The latest challenge came from Texans who objected to the requirement that insurers cover the HIV-prevention drug PrEP. They raised religious objections to the drug, saying it encourages same-sex relationships.
A federal judge ruled the Christian businesses do not have to include PrEP in their insurance plans.
But the judge also said the makeup of the U.S. Preventive Services Task Force, which recommended coverage of PrEP and other preventive services, violates the Constitution's appointments clause. The clause requires presidential appointment and Senate confirmation for officials in significant positions of authority – such as cabinet secretaries and other top agency officials.
The Justice Department – both under the Biden and Trump administrations – fought back.
The government argued it's the Health and Human Services secretary, and not the task force, that has the 'ultimate responsibility' for whether the experts' recommendations become final. The secretary can fire task force members, review their recommendations and prevent recommendations from taking effect, the Justice Department said during April's oral arguments.

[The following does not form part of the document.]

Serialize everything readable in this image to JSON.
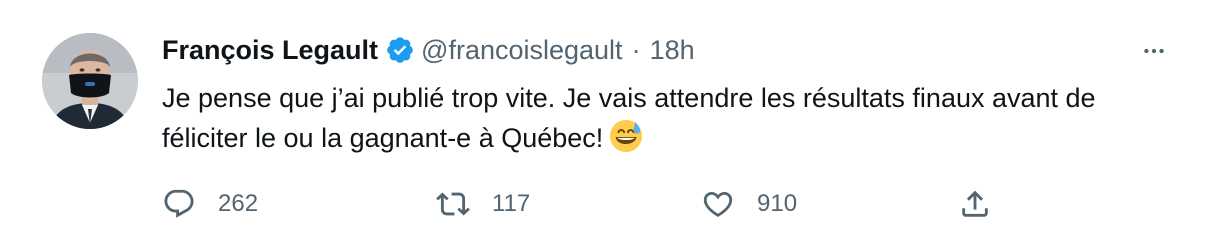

The attorney for the Christian businesses said the secretary doesn't have complete control over the task force. Under the law, he noted, tasks force members are supposed to be 'independent and, to the extent practicable, not subject to political pressure.'
The government said that independence requirement merely means the task force is supposed to make recommendations based on their impartial medical and public-health judgments.

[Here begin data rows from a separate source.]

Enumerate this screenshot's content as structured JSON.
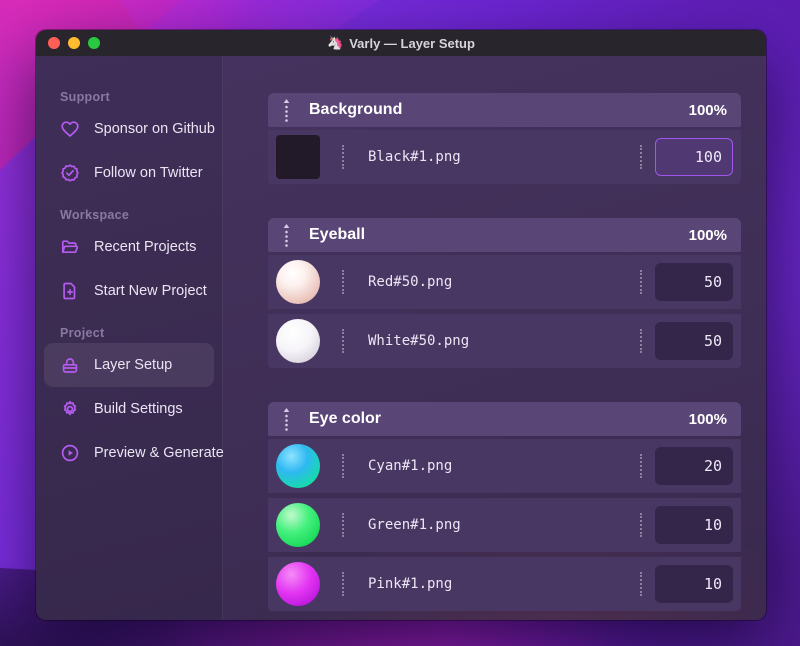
{
  "window": {
    "title": "Varly — Layer Setup",
    "app_icon": "🦄",
    "traffic_lights": [
      "close",
      "minimize",
      "zoom"
    ]
  },
  "sidebar": {
    "sections": [
      {
        "label": "Support",
        "items": [
          {
            "icon": "heart-icon",
            "label": "Sponsor on Github",
            "active": false
          },
          {
            "icon": "verified-badge-icon",
            "label": "Follow on Twitter",
            "active": false
          }
        ]
      },
      {
        "label": "Workspace",
        "items": [
          {
            "icon": "folder-icon",
            "label": "Recent Projects",
            "active": false
          },
          {
            "icon": "file-plus-icon",
            "label": "Start New Project",
            "active": false
          }
        ]
      },
      {
        "label": "Project",
        "items": [
          {
            "icon": "layers-bag-icon",
            "label": "Layer Setup",
            "active": true
          },
          {
            "icon": "gear-icon",
            "label": "Build Settings",
            "active": false
          },
          {
            "icon": "play-circle-icon",
            "label": "Preview & Generate",
            "active": false
          }
        ]
      }
    ]
  },
  "layer_setup": {
    "groups": [
      {
        "name": "Background",
        "weight": "100%",
        "rows": [
          {
            "thumb": "black-square-thumb",
            "file": "Black#1.png",
            "value": "100",
            "focused": true
          }
        ]
      },
      {
        "name": "Eyeball",
        "weight": "100%",
        "rows": [
          {
            "thumb": "red-sphere-thumb",
            "file": "Red#50.png",
            "value": "50",
            "focused": false
          },
          {
            "thumb": "white-sphere-thumb",
            "file": "White#50.png",
            "value": "50",
            "focused": false
          }
        ]
      },
      {
        "name": "Eye color",
        "weight": "100%",
        "rows": [
          {
            "thumb": "cyan-sphere-thumb",
            "file": "Cyan#1.png",
            "value": "20",
            "focused": false
          },
          {
            "thumb": "green-sphere-thumb",
            "file": "Green#1.png",
            "value": "10",
            "focused": false
          },
          {
            "thumb": "pink-sphere-thumb",
            "file": "Pink#1.png",
            "value": "10",
            "focused": false
          }
        ]
      }
    ]
  },
  "colors": {
    "accent": "#b55bf0",
    "focus-border": "#a256ee",
    "traffic-red": "#ff5f57",
    "traffic-yellow": "#febc2e",
    "traffic-green": "#28c840",
    "group-header-bg": "#5a4676",
    "row-bg": "#483663"
  }
}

The task force typically updates its recommendations every five years to account for medical advances or reflect new evidence of risk.
For example, in 2021, the task force extended recommendations for colon cancer screening to people 45 and older, instead of 50 and up, because of increased diagnoses in younger people.
Other services recommended since the ACA was passed include medications like statins to prevent heart disease, lung cancer screenings for certain adults, physical therapy for older people at risk of falling, and testing for hepatitis.
Before Obamacare, Americans used preventive services at only about half the recommended rate, according to the federal government.
Other services, such as vaccines, that are recommended by different experts, are in dispute under another aspect of the case that is still in the lower courts.